En un momento dado se ve movimiento en la puerta del cuartel, y una pequeña escolta se sitúa por delante de un furgón. Se supone que allí van los cuerpos de los tres fusilados poco antes. A las 9,10, Ramón García Sanz; a las 9,30, José Luis Sánchez-Bravo, y unos minutos después, Xosé Humberto Baena.
Tres periodistas de la revista Posible, Miguel Ángel Aguilar, Gustavo Catalán y quien esto escribe, decidimos irnos a toda velocidad hacia el cementerio, mientras el resto de periodistas se queda para seguir al furgón. Logramos entrar al pequeño recinto, valla de piedra de un metro que dejaba ver el secarral de la zona, antes de que llegara la comitiva. En la puerta, varios coches y jeeps de la policía y la Guardia Civil.
Los agentes de la Brigada Política Social, el comisario Yagüe o Juan Antonio González Pacheco, Billy el Niño, se divertían entre grandes risotadas. Todos ellos llevaban chillonas corbatas de flores o dibujos de colores. También está el R-12 de don Alejandro, el párroco de Hoyo que había asistido a los fusilados. El coronel del Ejército al mando les calla con un grito: "¡Silencio. Aquí van personas!".
Los tres periodistas conseguimos entrar a tiempo para ver la entrada de la comitiva, con el coronel en cabezan, seguido de un teniente y un sargento. Detrás, doce jóvenes soldados de la Policía Militar -cuatro por ataúd- llevan los féretros a hombros. Con el casco en posición reglamentaria en la mano libre, ven cómo sus guantes blancos se tiñen de rojo porque la sangre no para de rezumar por entre los tablones de las cajas. Una vez los ataúdes en sus fosas, el coronel, por sorpresa, ordena abrir la caja de Xosé Humberto Baena para el reconocimiento.

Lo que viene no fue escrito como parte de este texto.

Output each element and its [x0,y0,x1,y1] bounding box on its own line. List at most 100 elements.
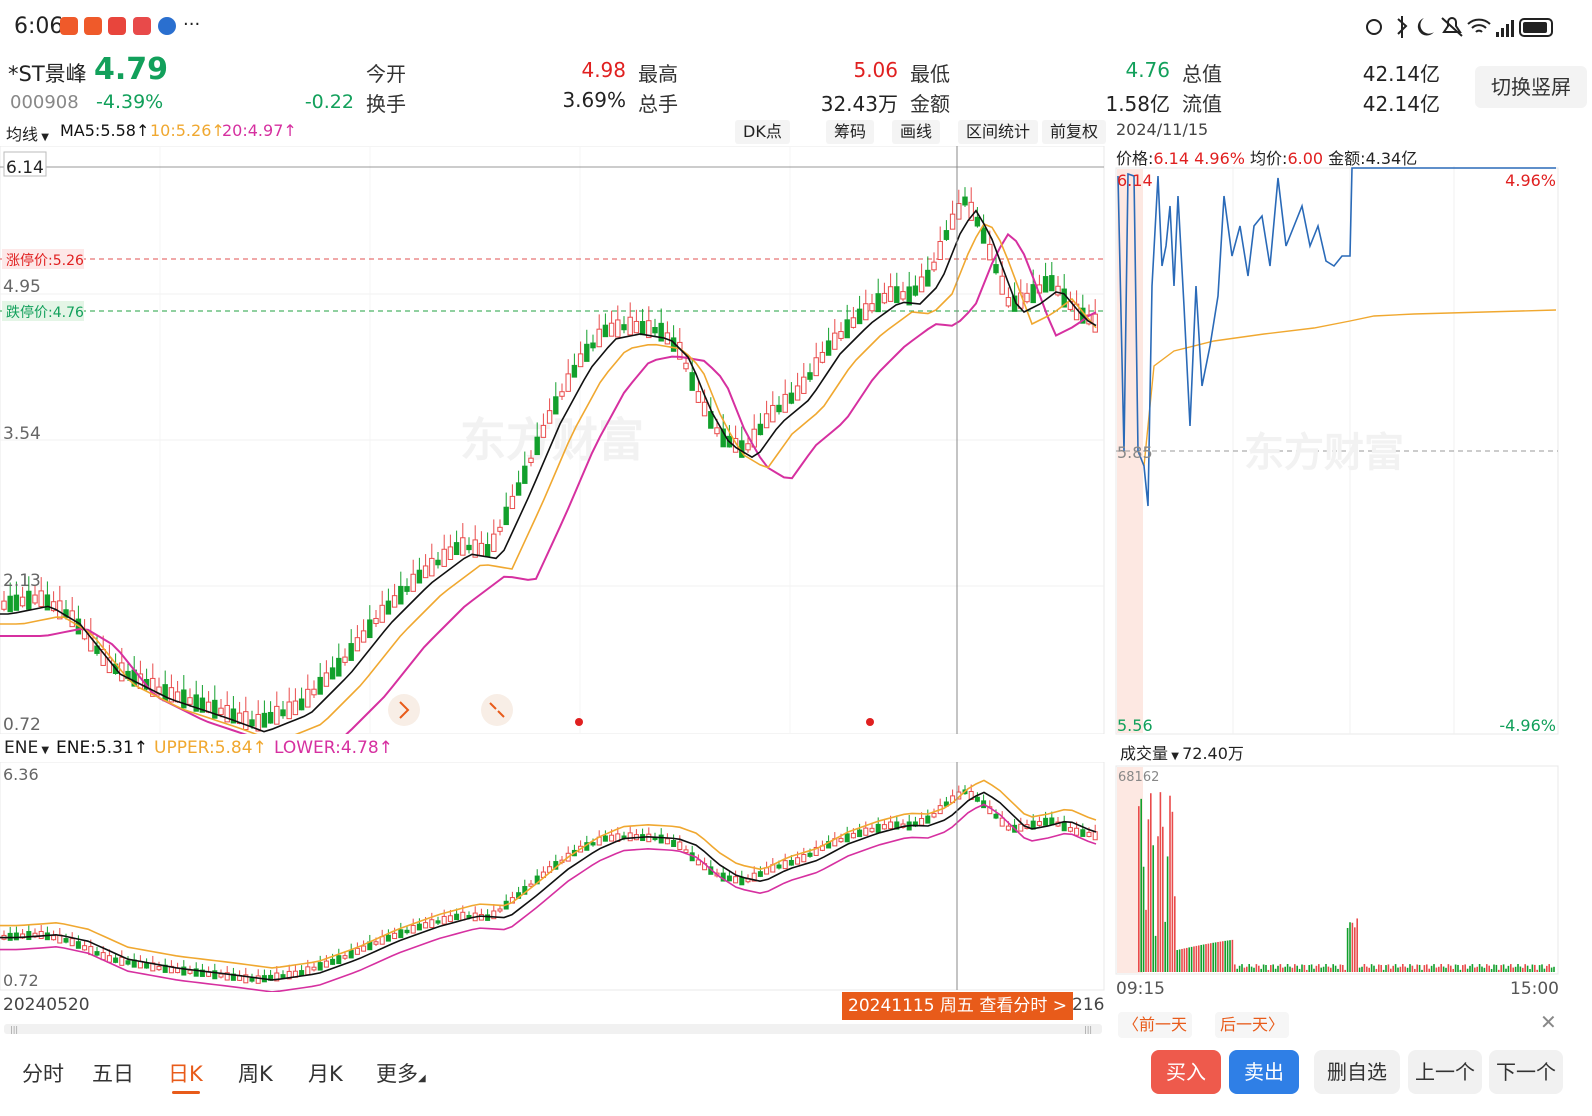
event-dot [575,718,583,726]
time-end: 15:00 [1510,979,1559,999]
date-start: 20240520 [3,995,90,1015]
date-end: 216 [1072,995,1105,1015]
upper-readout: UPPER:5.84↑ [154,738,267,758]
moon-icon [1417,18,1434,36]
next-stock-button[interactable]: 下一个 [1489,1050,1563,1094]
indicator-select-label: 均线 [6,125,39,144]
quote-header: *ST景峰 4.79 000908 -4.39% -0.22 今开 4.98 最… [0,52,1592,116]
volume-value: 32.43万 [820,92,898,116]
tab-daily-k[interactable]: 日K [168,1062,203,1086]
y-label-top: 6.14 [6,158,44,178]
pct-high: 4.96% [1505,171,1556,190]
dk-point-button[interactable]: DK点 [735,120,790,144]
prev-stock-button[interactable]: 上一个 [1408,1050,1482,1094]
scroll-handle-right-icon[interactable]: ||| [1084,1025,1093,1034]
ene-y-top: 6.36 [3,765,39,784]
dropdown-icon: ▼ [38,745,50,756]
dropdown-icon: ◢ [418,1073,426,1084]
open-value: 4.98 [581,58,626,82]
stock-name: *ST景峰 [8,62,87,86]
prev-day-button[interactable]: 〈前一天 [1118,1012,1192,1038]
price-line [1117,167,1556,507]
amount-value: 4.34亿 [1365,149,1418,168]
fq-button[interactable]: 前复权 [1042,120,1107,144]
avg-price-line [1143,309,1557,467]
float-value: 42.14亿 [1362,92,1440,116]
app-notification-icon [60,17,78,35]
lower-readout: LOWER:4.78↑ [274,738,393,758]
volume-select-label: 成交量 [1120,744,1169,763]
next-day-label: 后一天 [1219,1015,1268,1034]
dropdown-icon: ▼ [1168,751,1183,762]
range-stats-button[interactable]: 区间统计 [958,120,1039,144]
app-notification-icon [158,17,176,35]
chips-button[interactable]: 筹码 [826,120,875,144]
wifi-icon [1467,18,1491,33]
price-pct: 4.96% [1194,149,1245,168]
high-label: 最高 [638,62,678,86]
kline-chart[interactable]: 东方财富 6.14 4.95 3.54 2.13 0.72 涨停价:5.26 跌… [0,146,1110,734]
tab-monthly-k[interactable]: 月K [308,1062,343,1086]
y-high: 6.14 [1117,171,1153,190]
y-label: 0.72 [3,715,41,734]
indicator-select[interactable]: 均线 ▼ [6,121,49,145]
period-tabs: 分时 五日 日K 周K 月K 更多◢ [0,1050,460,1100]
mcap-label: 总值 [1182,62,1222,86]
open-label: 今开 [366,62,406,86]
ma5-line [0,209,1097,733]
change-value: -0.22 [304,91,354,113]
remove-watchlist-button[interactable]: 删自选 [1314,1050,1400,1094]
tab-weekly-k[interactable]: 周K [238,1062,273,1086]
ene-chart[interactable]: 6.36 0.72 [0,762,1110,992]
turnover-label: 换手 [366,92,406,116]
turnover-value: 3.69% [562,88,626,112]
tab-intraday[interactable]: 分时 [22,1062,64,1086]
view-intraday-button[interactable]: 20241115 周五 查看分时 > [842,992,1073,1020]
intraday-date: 2024/11/15 [1116,120,1209,139]
tab-more[interactable]: 更多◢ [376,1058,426,1088]
app-notification-icon [84,17,102,35]
low-label: 最低 [910,62,950,86]
ene-select[interactable]: ENE ▼ [4,738,49,758]
tab-five-day[interactable]: 五日 [92,1062,134,1086]
volume-header: 成交量 ▼ 72.40万 [1120,740,1244,764]
pct-low: -4.96% [1499,716,1556,735]
amount-value: 1.58亿 [1105,92,1170,116]
switch-portrait-button[interactable]: 切换竖屏 [1475,66,1587,108]
avg-label: 均价: [1250,149,1288,168]
limit-down-badge [2,301,84,321]
ma10-readout: 10:5.26↑ [150,121,225,140]
draw-line-button[interactable]: 画线 [892,120,941,144]
y-mid: 5.85 [1117,443,1153,462]
volume-select[interactable]: 成交量 ▼ [1120,744,1182,763]
battery-icon [1519,18,1553,37]
active-tab-indicator [172,1091,200,1094]
intraday-readout: 价格:6.14 4.96% 均价:6.00 金额:4.34亿 [1116,145,1417,169]
scroll-handle-left-icon[interactable]: ||| [10,1025,19,1034]
scroll-right-icon[interactable] [388,694,420,726]
collapse-icon[interactable] [481,694,513,726]
ene-select-label: ENE [4,738,39,758]
alarm-icon [1366,19,1382,35]
prev-day-label: 前一天 [1139,1015,1188,1034]
buy-button[interactable]: 买入 [1151,1050,1221,1094]
ene-upper-line [0,779,1097,969]
next-day-button[interactable]: 后一天〉 [1215,1012,1289,1038]
amount-label: 金额: [1328,149,1366,168]
limit-up-badge [2,249,84,269]
limit-up-label: 涨停价:5.26 [6,252,84,269]
low-value: 4.76 [1125,58,1170,82]
volume-bars [1138,792,1555,972]
change-pct: -4.39% [96,91,164,113]
status-bar: 6:06 ··· [0,0,1592,50]
intraday-chart[interactable]: 东方财富 6.14 5.85 5.56 4.96% -4.96% [1114,166,1560,736]
more-notifications-icon: ··· [183,14,201,35]
kline-scrollbar[interactable]: ||| ||| [4,1024,1102,1034]
y-label: 4.95 [3,277,41,297]
stock-code: 000908 [10,92,79,113]
sell-button[interactable]: 卖出 [1229,1050,1299,1094]
app-notification-icon [133,17,151,35]
mcap-value: 42.14亿 [1362,62,1440,86]
chevron-right-icon: 〉 [1268,1015,1285,1034]
close-icon[interactable]: ✕ [1540,1010,1557,1034]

El impacto es terrible entre los familiares. También para este periodista que se había colado entre ellos. La ropa flotaba en el cuerpo exangüe de aquel joven de 25 años. Chaqueta de lana marrón claro, pantalón azul y camisa blanca. Grandes manchones de sangre en el pecho, en una pierna y en la cara, que no ocultaban su reconocible bigote. Al fondo del ataúd, un charco de sangre se va filtrando a la tierra. A pocos metros, su padre, ya mayor y llorando con desconsuelo, está a punto de desmayarse. Le sujetamos entre dos personas. El siguiente es García Sanz.
En medio de aquel silencio -sólo se oyen los llantos contenidos de algunos de los familiares-, retumban los martillazos para abrir y cerrar los ataúdes. El coronel da las órdenes y los enterradores y los soldados, con no poco trabajo, bajan los ataúdes a las fosas. El hermano de Baena es el primero en lanzar un puñado de tierra. Lo hacen después otros familiares y abogados, y hasta el coronel, el teniente y el sargento hacen el mismo gesto. Después, educadamente, dan la mano a todos ellos.
Don Alejandro, el párroco, blanco como la pared, ya sin roquete y estola, entraba en su R-12 para volver al pueblo. "Puedo decirles que estuvieron muy enteros, muy fuertes. Para mí todo esto ha sido muy desagradable porque cuando me llamaron no sabía para qué era... No, ninguno de los tres quiso auxilios espirituales". [Años más tarde, don Alejandro contaría que esa mañana habían llegado al cuartel de Hoyo varios autobuses con policías y guardias civiles -muchos de ellos borrachos- para asistir a los fusilamientos].
Una hora después, este periodista escribe el relato de los hechos en la redacción de Posible, una revista democrática que conseguía sobrevivir entre multas y secuestros. Pero eran tiempos de censura y aquella crónica se quedó en el cajón. Pasaron tres años hasta que esta crónica -en 1978- pudo publicarse en una revista de historia.